Very nice, the look-up method hadn't crossed my mind.

If we can be sure that all characters will be valid ASCII characters
then we can do the following:

#include <string.h> /* strchr */
#include <stdio.h> /* puts */

typedef char OctetStorage;

void MakeASCII(OctetStorage *pos,char const *pc)
{
static char const ascii[] =
" !\"#$%&'()*+,-./0123456789:;<=>?@"
"ABCDEFGHIJKLMNOPQRSTUVWXYZ"
"[\\]^_`"
"abcdefghijklmnopqrstuvwxyz"
"{|}~";


for ( ; *pc; ++pos, ++pc)
*pos = strchr(ascii,*pc) - ascii + ' ';

*pos = 0;
}

int main(void)
{
char hello[] = "hello";

MakeASCII(hello,hello);

puts(hello);

return 0;
}

I wasn't sure whether I was able to replace:

for ( ; *pc; ++pos, ++pc)
*pos = strchr(ascii,*pc) - ascii + ' ';

with:

while (*pc) *pos++ = strchr(ascii,*pc++) - ascii + ' ';

I thought there might be a sequence point violation if pos and pc
point to the same thing.. ?
 
Reply With Quote
 
Tomás Ó hÉilidhe
Guest
Posts: n/a
 
      03-28-2008
On Mar 28, 1:09*pm, Tomás Ó hÉilidhe <(E-Mail Removed)> wrote:

> * * * **pos = strchr(ascii,*pc) - ascii + ' ';



That space should of course be the ASCII value for space:

*pos = strchr(ascii,*pc) - ascii + 0x20;
 
Reply With Quote
 
Richard Heathfield
Guest
Posts: n/a
 
      03-28-2008
Tomás Ó hÉilidhe said:

<snip>
>
> int main(void)
> {
> char hello[] = "hello";
>
> MakeASCII(hello,hello);

<snip>
> I wasn't sure whether I was able to replace:
>
> for ( ; *pc; ++pos, ++pc)
> *pos = strchr(ascii,*pc) - ascii + ' ';


Don't add ' ' if you really want to add 32 and may be running on a
non-ASCII system! Add 32 instead (or ASCII_BASE, #defined to 32, or
something like that). Also, be absolutely sure that there is no
possibility of strchr(ascii, *pc) returning NULL!

>
> with:
>
> while (*pc) *pos++ = strchr(ascii,*pc++) - ascii + ' ';
>
> I thought there might be a sequence point violation if pos and pc
> point to the same thing.. ?


It's a valid point. If there is a risk of that, then make sure that the
increments occur separately:

while (*pc)
{
*pos = strchr(ascii,*pc) - ascii + ASCII_BASE;
++pos;
++pc;
}

--
Richard Heathfield <http://www.cpax.org.uk>
Email: -http://www. +rjh@
Google users: <http://www.cpax.org.uk/prg/writings/googly.php>
"Usenet is a strange place" - dmr 29 July 1999
 
Reply With Quote
 
Willem
Guest
Posts: n/a
 
      03-28-2008
Richard Heathfield wrote:
) Tomás Ó hÉilidhe said:
)> with:
)>
)> while (*pc) *pos++ = strchr(ascii,*pc++) - ascii + ' ';
)>
)> I thought there might be a sequence point violation if pos and pc
)> point to the same thing.. ?
)
) It's a valid point. If there is a risk of that, then make sure that the
) increments occur separately:

I disagree. While pos and pc may point to the same thing, it's not
the thing that is pointed to that gets incremented.


SaSW, Willem
--
Disclaimer: I am in no way responsible for any of the statements
made in the above text.

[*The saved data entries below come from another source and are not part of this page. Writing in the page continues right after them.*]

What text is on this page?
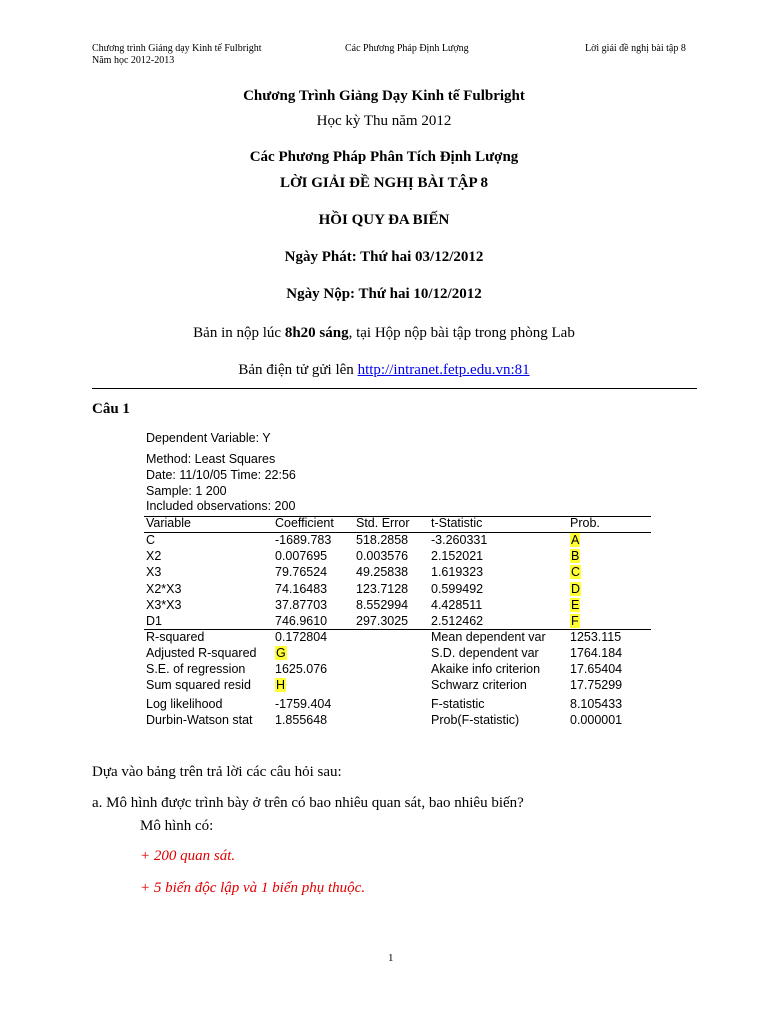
Chương trình Giảng dạy Kinh tế Fulbright
Năm học 2012-2013
Các Phương Pháp Định Lượng	Lời giải đề nghị bài tập 8
Chương Trình Giảng Dạy Kinh tế Fulbright
Học kỳ Thu năm 2012
Các Phương Pháp Phân Tích Định Lượng
LỜI GIẢI ĐỀ NGHỊ BÀI TẬP 8
HỒI QUY ĐA BIẾN
Ngày Phát: Thứ hai 03/12/2012
Ngày Nộp: Thứ hai 10/12/2012
Bản in nộp lúc 8h20 sáng, tại Hộp nộp bài tập trong phòng Lab
Bản điện tử gửi lên http://intranet.fetp.edu.vn:81
Câu 1
Dependent Variable: Y
Method: Least Squares
Date: 11/10/05 Time: 22:56
Sample: 1 200
Included observations: 200
Variable	Coefficient Std. Error t-Statistic	Prob.
C	-1689.783 518.2858 -3.260331	A
X2	0.007695 0.003576 2.152021	B
X3	79.76524 49.25838 1.619323	C
X2*X3	74.16483 123.7128 0.599492	D
X3*X3	37.87703 8.552994 4.428511	E
D1	746.9610 297.3025 2.512462	F
R-squared	0.172804	Mean dependent var 1253.115
Adjusted R-squared G	S.D. dependent var	1764.184
S.E. of regression 1625.076	Akaike info criterion 17.65404
Sum squared resid H	Schwarz criterion	17.75299
Log likelihood	-1759.404	F-statistic	8.105433
Durbin-Watson stat 1.855648	Prob(F-statistic)	0.000001
Dựa vào bảng trên trả lời các câu hỏi sau:
a. Mô hình được trình bày ở trên có bao nhiêu quan sát, bao nhiêu biến?
Mô hình có:
+ 200 quan sát.
+ 5 biến độc lập và 1 biến phụ thuộc.
1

For all I know I might be
drugged or something..
No I'm not paranoid. You all think I'm paranoid, don't you !
#EOT
 
Reply With Quote
 
Philip Potter
Guest
Posts: n/a
 
      03-28-2008
Richard Heathfield wrote:
> Tomás Ó hÉilidhe said:
>> with:
>>
>> while (*pc) *pos++ = strchr(ascii,*pc++) - ascii + ' ';
>>
>> I thought there might be a sequence point violation if pos and pc
>> point to the same thing.. ?

>
> It's a valid point. If there is a risk of that, then make sure that the
> increments occur separately:
>
> while (*pc)
> {
> *pos = strchr(ascii,*pc) - ascii + ASCII_BASE;
> ++pos;
> ++pc;
> }


I disagree that there is a risk of UB. If we give the object which pos
and pc both point to a name "obj", then the statement in question has
three effects:
obj = strchr(ascii,obj) - ascii + ' ';
pos++;
pc++;
I don't see any problem in all these effects occuring in the same
expression. No object is written to and read from in the same expression
except obj, and it is only read to determine the new value of obj, which
is allowed.

The apparent similarity of the original statement

*pos++ = strchr(ascii,*pc++) - ascii + ' ';

to statements such as

a[i] = i++;

is purely coincidental, because in the latter, the postincrement applies
to an object which is referenced elsewhere in the same expression,
whereas in the former, it is not. The pointer is incremented, not the
pointee.

In fact it is much more similar to

*to++ = *from++;

which is valid even if from == to.
 
Reply With Quote
 
Richard Heathfield
Guest
Posts: n/a
 
      03-28-2008
Willem said:

> Richard Heathfield wrote:
> ) Tomás Ó hÉilidhe said:
> )> with:
> )>
> )> while (*pc) *pos++ = strchr(ascii,*pc++) - ascii + ' ';
> )>
> )> I thought there might be a sequence point violation if pos and pc
> )> point to the same thing.. ?
> )
> ) It's a valid point. If there is a risk of that, then make sure that the
> ) increments occur separately:
>
> I disagree. While pos and pc may point to the same thing, it's not
> the thing that is pointed to that gets incremented.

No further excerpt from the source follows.